Companies and organizations of all sizes in different industries have a demand for specialists who can manage data flows and find valuable information in them. Specialists in this field must have a good knowledge of statistics and have knowledge in the relevant subject area. Knowledge of statistical methods is enhanced by skills from computer science.

The request for specialists in the field of data analysis is relevant not only for companies, but is also naturally included in the national strategic agenda for technological development (national projects 'Data Economy' and 'Artificial Intelligence'). In particular, it is the national project 'Data Economy' that confirms and updates the demand for specialists in the field of statistics and data analysis. It is important to be able to plan the economic development of individual industries, regions and cities, as well as to effectively and proactively structure the work of any organization to achieve results as quickly as possible.

«These developments mean that coding, which was perhaps the single most common job requirement when we wrote a decade ago, is somewhat less essential in data science. It has migrated to other jobs or is being increasingly automated. (Data cleaning is a notable exception to this trend, however.) The key focus of the job continues to shift towards predictive modeling and the ability to translate business issues and requirements into models. These are collaborative activities, but unfortunately there are as yet no great tools for structuring and supporting collaborative data science activities».

Davenport Thomas H., Patil DJ Is Data Scientist Still the Sexiest Job of the 21st Century? // Harvard Business Review – July 15, 2022. 

The main components for the Applied Statistics and Data Science track are training in working with data and learning advanced statistical methods. It is important to understand how to extract information from different sources, as well as how to further work with this information, obtaining statistically accurate and reliable results that can be used in making business decisions. Study of a variety of advanced statistical methods of data analysis (Contemporary Methods of Data Analysis, Bayesian Statistics, Stochastic Models, Time Series, Network Analysis and many others) and computer methods of data processing and analysis (Data Mining, Machine Learning, Programming in R and Python, Unstructured Data Analysis and others) will be completed with the implementation of applied projects. Having mastered modern methods of data analysis, you can solve problems in the most efficient way, processing data arrays in software products that require different levels of user participation. Students of the program will become familiar with programs, packages and databases for the full cycle of working with data: R, Python, SAS, STATA, Orange, Pajek, Gephi, and others. Students will learn to work with algorithms that can receive, process data, calculate and make decisions. Knowledge of mathematical statistics, skills in testing hypotheses and estimating unknown parameters are complemented by a deep understanding of how current research is conducted in business, including using artificial intelligence technologies.

The 'Applied Statistics and Data Science' track is suitable for students who want to develop in the field of data analysis – a current and in-demand area in any subject area.
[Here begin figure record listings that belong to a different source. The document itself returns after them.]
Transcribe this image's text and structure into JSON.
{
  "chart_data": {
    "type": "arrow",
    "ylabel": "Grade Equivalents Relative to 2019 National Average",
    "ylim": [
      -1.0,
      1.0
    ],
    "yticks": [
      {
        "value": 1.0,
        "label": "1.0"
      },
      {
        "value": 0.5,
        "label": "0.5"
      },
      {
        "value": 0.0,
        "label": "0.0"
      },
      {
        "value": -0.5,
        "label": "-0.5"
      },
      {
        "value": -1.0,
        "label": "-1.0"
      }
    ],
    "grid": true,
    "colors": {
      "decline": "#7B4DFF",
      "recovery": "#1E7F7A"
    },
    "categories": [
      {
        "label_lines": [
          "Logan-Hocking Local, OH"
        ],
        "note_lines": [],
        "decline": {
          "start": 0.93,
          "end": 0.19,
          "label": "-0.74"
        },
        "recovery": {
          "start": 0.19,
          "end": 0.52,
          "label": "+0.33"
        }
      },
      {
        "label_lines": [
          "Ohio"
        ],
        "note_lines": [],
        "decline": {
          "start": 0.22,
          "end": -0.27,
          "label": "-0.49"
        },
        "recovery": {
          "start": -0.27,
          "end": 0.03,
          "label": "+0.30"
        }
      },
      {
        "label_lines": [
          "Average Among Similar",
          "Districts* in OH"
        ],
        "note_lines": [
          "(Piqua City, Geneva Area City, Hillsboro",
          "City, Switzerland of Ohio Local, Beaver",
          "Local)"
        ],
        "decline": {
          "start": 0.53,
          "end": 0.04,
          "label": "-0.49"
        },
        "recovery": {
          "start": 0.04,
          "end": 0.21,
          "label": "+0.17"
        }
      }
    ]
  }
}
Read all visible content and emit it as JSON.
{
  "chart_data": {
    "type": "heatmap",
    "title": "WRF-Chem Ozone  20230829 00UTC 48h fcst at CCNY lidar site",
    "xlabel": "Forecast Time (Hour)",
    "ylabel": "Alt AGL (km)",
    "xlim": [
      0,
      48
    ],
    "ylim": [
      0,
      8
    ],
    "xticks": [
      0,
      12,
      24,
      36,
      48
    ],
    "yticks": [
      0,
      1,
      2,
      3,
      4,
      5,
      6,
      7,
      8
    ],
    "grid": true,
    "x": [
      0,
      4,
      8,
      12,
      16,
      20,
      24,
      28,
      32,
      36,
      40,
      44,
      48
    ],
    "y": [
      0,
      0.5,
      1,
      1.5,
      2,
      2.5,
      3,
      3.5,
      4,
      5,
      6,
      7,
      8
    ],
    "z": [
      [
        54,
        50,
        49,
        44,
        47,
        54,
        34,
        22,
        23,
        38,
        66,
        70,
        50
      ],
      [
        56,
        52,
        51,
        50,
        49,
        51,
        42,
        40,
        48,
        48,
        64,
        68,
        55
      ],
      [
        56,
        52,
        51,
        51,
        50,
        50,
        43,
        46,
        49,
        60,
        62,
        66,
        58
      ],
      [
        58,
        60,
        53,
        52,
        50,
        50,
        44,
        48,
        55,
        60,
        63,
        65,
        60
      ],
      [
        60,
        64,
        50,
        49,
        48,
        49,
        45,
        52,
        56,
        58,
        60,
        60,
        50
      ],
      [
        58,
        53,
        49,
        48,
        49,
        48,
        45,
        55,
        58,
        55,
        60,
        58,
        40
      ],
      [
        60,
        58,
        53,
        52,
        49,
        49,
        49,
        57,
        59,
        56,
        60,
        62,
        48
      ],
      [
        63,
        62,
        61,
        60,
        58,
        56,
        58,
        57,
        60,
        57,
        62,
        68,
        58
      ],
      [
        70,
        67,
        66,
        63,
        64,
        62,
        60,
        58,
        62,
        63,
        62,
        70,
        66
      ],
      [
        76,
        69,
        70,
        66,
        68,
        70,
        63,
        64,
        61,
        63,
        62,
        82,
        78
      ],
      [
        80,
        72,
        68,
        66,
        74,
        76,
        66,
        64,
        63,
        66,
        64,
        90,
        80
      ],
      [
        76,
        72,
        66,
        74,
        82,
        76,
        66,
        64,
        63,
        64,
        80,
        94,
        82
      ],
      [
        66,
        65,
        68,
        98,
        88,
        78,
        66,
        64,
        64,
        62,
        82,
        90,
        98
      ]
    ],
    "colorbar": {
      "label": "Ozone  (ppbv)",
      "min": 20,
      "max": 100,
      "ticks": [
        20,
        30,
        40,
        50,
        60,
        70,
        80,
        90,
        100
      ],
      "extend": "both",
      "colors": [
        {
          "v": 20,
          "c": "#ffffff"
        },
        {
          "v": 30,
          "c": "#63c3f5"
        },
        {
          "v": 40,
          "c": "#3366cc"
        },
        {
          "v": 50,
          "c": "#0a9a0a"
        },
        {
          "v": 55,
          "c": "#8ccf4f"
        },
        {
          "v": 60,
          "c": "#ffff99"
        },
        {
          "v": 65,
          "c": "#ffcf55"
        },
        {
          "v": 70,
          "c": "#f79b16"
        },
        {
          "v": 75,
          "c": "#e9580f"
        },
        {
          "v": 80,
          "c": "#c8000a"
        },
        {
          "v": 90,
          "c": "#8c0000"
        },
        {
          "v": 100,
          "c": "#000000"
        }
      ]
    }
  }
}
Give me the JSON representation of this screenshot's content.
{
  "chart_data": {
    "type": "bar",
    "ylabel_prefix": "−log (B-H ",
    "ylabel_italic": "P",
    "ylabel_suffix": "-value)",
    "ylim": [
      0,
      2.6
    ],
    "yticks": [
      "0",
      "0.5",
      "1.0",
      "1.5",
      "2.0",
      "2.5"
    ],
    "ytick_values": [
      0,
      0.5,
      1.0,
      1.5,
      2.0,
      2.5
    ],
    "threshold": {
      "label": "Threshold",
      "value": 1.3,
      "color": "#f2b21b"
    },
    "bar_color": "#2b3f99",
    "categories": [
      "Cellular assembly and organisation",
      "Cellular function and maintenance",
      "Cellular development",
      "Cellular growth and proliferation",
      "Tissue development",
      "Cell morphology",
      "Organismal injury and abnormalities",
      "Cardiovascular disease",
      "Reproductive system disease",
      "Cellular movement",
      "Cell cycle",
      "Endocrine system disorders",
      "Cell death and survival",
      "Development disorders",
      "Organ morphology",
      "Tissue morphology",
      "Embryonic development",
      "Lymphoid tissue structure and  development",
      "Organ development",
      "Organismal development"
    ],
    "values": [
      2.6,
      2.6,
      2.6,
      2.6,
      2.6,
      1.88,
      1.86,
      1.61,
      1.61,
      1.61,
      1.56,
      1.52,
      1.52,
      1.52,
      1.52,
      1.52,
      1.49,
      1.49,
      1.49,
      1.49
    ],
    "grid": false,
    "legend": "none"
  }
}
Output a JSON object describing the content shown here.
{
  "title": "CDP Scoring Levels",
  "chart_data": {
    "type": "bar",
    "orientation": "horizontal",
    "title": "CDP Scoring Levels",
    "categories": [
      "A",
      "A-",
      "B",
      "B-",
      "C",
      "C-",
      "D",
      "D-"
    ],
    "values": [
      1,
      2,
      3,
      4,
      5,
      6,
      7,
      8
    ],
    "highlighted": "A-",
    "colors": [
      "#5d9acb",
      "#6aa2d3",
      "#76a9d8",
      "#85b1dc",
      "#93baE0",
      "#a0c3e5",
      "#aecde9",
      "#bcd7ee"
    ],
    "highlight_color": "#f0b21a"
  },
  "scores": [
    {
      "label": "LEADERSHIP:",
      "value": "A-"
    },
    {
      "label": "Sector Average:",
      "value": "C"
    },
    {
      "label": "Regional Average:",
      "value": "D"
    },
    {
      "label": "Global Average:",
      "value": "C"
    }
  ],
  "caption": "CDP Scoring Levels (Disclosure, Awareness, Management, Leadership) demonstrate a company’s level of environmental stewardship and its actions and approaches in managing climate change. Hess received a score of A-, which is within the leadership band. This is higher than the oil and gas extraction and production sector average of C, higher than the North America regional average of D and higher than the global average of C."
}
Basic education can be anything: the track will be of interest to students with both an education in the social sciences and an education in the exact sciences. On the one hand, students on the track will be able to systematize and deepen their knowledge in the field of social sciences, and on the other hand, master data research skills in order to perform data analytics tasks and more effectively manage teams of data analysts and data scientists.

Studying on this track will allow students to acquire the necessary knowledge and skills for employment in various companies and corporations. Graduates of the 'Applied Statistics and Data Science' track can work as data analysts or product analysts in various fields, solving both research problems and applied problems in managing products and processes within their organizations. If desired, track graduates will be able to continue working in an academic environment by enrolling in PhD programmes or graduate school.